Colonie ?

Colonie ?
4 mars 2016 Dorothée Paliard

Colonie ?

Par Falk Van Gaver. Mars 2016.

C’est la première fois que je vis dans une colonie. Et je vois directement ici, dans cette colonie de la République qu’est la Polynésie française, les ravages de l’impérialisme-colonialisme-universalisme laïc-national-républicain en train de tuer les peuples, langues et cultures polynésiens – un véritable ethnocide, doublé par la destruction mondialiste-marchande de toute culture locale. En gros, ici, c’est la République franco-française plus l’American way of life…

Oui, il y a un ethnocide en cours, mais comme fatal, involontaire, et volontaire de la part des populations vite droguées à la société de consommation. Le pot de fer contre le pot de terre, ou plutôt le pot de plastique contre le pot de bambou… C’est davantage la modernité, le capitalisme qui fait des ravages ici que la colonisation républicaine jacobine française au sens strict, mais cette dernière a bien préparé le terrain en détruisant et remplaçant les bases de la culture polynésienne, ne serait-ce que par l’école française.
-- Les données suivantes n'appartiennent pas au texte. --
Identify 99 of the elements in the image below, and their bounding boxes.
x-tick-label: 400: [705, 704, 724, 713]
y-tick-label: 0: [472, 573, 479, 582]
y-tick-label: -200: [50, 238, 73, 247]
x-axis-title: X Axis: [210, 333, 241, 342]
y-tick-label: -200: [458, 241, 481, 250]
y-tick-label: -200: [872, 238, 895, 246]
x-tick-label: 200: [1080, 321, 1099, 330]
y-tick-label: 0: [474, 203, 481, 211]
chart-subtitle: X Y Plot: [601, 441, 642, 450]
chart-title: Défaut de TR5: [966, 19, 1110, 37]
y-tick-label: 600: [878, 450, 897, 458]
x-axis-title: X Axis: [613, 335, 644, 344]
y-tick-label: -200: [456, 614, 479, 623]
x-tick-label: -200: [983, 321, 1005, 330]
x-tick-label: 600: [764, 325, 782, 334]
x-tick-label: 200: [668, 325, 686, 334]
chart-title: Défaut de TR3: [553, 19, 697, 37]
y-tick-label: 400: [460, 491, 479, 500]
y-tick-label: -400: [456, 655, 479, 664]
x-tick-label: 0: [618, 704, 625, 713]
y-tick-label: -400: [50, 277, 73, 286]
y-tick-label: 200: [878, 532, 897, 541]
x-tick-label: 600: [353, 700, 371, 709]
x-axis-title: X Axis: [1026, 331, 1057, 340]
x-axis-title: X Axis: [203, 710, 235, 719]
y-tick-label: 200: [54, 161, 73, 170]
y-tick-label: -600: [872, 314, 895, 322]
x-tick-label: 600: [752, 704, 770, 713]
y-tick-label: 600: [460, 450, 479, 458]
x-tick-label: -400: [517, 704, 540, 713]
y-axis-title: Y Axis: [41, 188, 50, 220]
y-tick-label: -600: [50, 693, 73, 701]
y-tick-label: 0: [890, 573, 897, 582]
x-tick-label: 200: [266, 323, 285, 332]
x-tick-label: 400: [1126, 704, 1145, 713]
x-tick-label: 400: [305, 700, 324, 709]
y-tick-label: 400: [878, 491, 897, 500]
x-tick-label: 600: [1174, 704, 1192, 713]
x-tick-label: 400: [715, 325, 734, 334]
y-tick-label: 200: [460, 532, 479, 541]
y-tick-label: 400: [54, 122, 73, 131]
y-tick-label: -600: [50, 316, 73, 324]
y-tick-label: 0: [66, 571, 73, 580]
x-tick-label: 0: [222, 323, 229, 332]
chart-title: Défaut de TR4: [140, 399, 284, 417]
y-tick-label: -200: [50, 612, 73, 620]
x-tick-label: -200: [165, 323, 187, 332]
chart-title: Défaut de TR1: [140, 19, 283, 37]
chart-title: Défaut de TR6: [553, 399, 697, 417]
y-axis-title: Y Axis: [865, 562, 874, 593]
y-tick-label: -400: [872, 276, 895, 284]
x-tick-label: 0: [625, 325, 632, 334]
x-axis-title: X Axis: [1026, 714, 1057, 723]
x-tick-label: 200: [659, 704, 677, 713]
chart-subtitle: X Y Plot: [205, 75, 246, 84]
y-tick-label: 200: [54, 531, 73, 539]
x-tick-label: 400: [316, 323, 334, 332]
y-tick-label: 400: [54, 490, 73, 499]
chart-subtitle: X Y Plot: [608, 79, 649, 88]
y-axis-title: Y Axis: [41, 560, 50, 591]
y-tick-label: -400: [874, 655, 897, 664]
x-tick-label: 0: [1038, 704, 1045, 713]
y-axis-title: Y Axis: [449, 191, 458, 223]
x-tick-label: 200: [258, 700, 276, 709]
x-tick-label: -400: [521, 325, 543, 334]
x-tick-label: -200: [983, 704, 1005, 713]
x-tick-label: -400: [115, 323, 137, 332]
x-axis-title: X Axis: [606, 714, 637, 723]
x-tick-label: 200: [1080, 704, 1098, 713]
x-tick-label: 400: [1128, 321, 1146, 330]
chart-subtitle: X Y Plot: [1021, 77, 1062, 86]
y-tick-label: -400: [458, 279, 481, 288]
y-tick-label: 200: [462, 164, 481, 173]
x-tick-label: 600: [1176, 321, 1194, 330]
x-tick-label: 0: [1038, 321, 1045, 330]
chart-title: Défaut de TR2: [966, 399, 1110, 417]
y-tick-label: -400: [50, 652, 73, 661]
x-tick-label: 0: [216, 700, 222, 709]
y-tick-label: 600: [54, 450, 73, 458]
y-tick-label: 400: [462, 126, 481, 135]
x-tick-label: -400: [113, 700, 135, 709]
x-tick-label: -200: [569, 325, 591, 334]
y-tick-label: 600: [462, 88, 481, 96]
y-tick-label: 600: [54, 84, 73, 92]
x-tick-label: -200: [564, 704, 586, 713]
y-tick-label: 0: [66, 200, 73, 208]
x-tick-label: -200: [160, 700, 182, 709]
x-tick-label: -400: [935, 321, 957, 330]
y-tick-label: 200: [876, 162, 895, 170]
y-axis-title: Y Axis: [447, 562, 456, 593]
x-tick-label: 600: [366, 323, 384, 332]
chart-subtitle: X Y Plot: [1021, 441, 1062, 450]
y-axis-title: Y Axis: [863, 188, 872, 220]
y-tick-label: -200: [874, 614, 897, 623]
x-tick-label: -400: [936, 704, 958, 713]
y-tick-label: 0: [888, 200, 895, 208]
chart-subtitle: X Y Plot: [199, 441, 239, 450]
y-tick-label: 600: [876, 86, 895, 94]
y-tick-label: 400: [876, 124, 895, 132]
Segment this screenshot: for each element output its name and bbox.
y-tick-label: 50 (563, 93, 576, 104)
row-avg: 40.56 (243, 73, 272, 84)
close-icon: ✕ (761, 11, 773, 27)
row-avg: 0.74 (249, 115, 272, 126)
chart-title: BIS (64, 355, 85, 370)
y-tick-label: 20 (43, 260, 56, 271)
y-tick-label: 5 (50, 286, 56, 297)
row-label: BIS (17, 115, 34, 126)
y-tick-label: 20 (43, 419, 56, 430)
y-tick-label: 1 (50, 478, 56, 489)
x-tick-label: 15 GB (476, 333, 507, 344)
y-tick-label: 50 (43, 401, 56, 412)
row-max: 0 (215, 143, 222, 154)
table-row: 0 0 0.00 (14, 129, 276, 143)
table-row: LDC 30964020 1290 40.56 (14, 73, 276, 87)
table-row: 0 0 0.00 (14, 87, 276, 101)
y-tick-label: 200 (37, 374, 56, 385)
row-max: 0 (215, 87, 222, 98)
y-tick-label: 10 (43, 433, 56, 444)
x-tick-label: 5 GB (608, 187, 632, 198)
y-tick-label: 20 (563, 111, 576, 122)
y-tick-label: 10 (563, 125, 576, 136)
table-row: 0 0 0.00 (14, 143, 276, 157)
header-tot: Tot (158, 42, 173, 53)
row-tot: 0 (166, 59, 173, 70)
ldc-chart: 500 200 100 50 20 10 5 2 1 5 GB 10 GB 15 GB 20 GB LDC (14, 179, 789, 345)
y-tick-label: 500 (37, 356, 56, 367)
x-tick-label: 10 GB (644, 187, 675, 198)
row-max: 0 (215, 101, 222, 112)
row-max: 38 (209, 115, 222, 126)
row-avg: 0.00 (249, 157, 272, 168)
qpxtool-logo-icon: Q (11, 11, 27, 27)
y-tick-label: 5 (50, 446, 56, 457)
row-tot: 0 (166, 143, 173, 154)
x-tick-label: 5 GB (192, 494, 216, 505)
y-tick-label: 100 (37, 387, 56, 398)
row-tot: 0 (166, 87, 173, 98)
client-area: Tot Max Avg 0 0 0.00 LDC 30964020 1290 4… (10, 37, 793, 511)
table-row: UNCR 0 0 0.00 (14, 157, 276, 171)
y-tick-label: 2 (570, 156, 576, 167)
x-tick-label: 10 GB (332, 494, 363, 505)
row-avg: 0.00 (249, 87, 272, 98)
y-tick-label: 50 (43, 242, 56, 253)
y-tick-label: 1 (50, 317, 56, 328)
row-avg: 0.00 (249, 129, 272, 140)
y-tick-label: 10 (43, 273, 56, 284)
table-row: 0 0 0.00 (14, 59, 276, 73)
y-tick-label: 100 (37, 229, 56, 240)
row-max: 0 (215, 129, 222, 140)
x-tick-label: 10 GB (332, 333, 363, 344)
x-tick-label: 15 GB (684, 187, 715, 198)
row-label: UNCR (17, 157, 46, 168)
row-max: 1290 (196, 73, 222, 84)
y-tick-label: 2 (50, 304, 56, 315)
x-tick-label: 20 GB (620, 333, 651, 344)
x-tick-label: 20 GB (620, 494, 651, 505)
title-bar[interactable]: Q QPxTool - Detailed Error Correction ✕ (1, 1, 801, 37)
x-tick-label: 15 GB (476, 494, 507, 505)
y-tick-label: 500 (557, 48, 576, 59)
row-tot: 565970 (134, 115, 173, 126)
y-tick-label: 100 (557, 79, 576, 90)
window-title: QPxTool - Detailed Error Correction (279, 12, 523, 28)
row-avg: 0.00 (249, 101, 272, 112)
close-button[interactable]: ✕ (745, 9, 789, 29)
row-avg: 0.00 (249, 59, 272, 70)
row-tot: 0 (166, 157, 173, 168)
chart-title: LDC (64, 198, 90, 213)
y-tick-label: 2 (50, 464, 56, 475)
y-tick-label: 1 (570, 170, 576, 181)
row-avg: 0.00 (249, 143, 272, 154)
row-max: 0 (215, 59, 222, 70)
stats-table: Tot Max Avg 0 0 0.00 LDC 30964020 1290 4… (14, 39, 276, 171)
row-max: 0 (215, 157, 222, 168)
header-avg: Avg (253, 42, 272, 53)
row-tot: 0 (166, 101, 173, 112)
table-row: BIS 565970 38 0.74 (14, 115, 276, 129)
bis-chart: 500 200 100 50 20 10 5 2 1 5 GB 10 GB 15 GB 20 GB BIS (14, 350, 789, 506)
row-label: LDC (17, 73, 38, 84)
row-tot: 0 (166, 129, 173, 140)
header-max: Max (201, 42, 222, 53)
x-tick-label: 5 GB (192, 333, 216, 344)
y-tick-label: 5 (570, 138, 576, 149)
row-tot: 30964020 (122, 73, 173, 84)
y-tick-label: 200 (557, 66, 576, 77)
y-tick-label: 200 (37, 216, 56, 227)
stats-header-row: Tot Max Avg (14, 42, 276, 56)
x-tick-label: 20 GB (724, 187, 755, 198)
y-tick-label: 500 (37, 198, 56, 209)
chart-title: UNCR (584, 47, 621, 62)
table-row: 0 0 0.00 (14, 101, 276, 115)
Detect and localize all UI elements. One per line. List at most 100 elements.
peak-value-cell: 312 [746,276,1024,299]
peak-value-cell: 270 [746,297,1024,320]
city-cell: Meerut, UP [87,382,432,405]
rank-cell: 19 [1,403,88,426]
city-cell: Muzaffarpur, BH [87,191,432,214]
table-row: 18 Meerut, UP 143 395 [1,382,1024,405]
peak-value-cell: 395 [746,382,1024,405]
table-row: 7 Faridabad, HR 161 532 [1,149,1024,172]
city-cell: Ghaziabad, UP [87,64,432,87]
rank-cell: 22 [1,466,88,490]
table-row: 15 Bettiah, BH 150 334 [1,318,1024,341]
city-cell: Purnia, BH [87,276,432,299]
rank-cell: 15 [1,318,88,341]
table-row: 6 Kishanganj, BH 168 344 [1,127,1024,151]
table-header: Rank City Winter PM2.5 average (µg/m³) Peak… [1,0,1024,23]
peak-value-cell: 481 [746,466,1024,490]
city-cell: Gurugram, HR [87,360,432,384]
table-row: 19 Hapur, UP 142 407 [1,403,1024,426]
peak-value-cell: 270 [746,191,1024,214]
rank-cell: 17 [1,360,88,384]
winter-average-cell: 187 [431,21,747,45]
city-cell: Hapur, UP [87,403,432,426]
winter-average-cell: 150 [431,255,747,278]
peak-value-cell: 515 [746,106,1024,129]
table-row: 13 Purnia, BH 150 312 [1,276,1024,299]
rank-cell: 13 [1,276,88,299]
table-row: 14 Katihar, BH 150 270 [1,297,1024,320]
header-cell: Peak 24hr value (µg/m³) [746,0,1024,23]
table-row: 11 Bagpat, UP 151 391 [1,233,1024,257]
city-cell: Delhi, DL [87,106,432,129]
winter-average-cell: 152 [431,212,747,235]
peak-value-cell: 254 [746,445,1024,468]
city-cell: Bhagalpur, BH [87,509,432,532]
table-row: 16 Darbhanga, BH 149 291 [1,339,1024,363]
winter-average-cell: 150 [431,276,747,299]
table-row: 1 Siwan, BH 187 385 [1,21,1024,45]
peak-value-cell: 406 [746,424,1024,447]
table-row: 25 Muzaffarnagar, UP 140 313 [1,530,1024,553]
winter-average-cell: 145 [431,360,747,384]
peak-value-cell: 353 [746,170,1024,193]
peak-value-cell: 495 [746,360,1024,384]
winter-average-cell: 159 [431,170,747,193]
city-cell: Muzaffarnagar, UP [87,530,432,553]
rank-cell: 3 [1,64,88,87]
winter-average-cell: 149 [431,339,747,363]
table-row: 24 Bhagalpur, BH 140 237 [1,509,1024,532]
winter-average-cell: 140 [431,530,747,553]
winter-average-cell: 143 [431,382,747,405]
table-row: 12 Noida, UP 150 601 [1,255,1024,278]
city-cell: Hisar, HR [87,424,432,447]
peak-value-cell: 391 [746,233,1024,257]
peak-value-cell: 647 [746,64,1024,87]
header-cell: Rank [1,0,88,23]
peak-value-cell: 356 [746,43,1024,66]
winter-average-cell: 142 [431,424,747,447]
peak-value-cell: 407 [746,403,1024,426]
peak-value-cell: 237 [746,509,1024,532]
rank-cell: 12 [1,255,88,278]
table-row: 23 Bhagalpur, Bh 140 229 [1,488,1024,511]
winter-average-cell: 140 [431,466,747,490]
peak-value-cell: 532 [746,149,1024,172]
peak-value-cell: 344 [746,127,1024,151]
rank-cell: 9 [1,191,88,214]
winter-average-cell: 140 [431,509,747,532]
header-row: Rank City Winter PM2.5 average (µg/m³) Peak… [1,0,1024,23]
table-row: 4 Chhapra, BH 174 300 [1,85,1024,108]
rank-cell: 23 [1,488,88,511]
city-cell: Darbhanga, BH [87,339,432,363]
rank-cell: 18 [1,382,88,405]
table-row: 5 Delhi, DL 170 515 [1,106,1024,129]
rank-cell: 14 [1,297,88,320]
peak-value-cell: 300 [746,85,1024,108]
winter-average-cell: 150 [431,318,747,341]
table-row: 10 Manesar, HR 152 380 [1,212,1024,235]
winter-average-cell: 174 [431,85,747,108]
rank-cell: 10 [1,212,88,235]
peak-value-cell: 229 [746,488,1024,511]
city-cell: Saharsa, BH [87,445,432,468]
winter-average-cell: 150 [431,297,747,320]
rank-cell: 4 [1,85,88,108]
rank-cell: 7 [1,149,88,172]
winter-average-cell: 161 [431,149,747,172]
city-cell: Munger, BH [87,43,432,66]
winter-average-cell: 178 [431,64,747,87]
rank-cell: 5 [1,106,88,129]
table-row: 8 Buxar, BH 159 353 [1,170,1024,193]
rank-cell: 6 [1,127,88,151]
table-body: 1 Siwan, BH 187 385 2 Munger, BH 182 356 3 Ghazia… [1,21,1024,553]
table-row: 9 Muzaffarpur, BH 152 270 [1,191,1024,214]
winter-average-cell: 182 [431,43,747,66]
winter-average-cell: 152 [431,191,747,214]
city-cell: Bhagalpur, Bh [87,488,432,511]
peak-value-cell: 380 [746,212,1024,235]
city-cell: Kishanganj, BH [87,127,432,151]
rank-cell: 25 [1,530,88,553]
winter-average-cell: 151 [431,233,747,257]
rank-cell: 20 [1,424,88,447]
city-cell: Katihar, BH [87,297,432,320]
Les langues polynésiennes ne sont vraiment parlées que par quelques dizaines de milliers de personnes, les autres les maîtrisent de manière dialectale appauvrie et souvent aussi mal que le français : ces deux langues ne sont souvent que des patois, des sociolectes en code restreint des classes populaires, qui les mélangent sans les maîtriser.

La culture polynésienne ne doit évidemment pas être idéalisée, ni dans son passé  de sociétés guerrières extrêmement hiérarchisées et inégalitaires avec systèmes de justification religieuse ad hoc, ni dans son actualité, entre bribes de passé, réinventions plutôt pathétiques de traditions (danse, tatouage…) arrachées de leur contexte et folklorisées, une touristisation avancée et une vie politique pour ne pas dire politicienne polarisée par un bipartisme de fait – entre « autonomistes » partisans du maintien dans la France et « indépendantistes » qui veulent au contraire décoloniser la Polynésie.

Le problème, c’est que l’autonomie jusqu’à présent a surtout favorisé l’apparition d’une classe politique professionnelle locale à l’instar de la France, indéboulonnable avec une fausse alternance – « l’alternance unique » dénoncée naguère en France par Philippe Muray – bref tous les travers de l’oligarchie élective qu’on nous vend sous les dehors de la démocratie représentative, et qui a été bien illustrée par le système quasi maffieux de l’ex-président Gaston Flosse qui a verrouillé la politique polynésienne pendant plusieurs décennies.
Je crois qu’ici comme ailleurs, le combat est pour la démocratie directe, le souveraineté populaire, et qu’ici comme ailleurs cela passe par le combat souverainiste. Une culture vivante ne peut être que le fruit d’un peuple vivant et libre.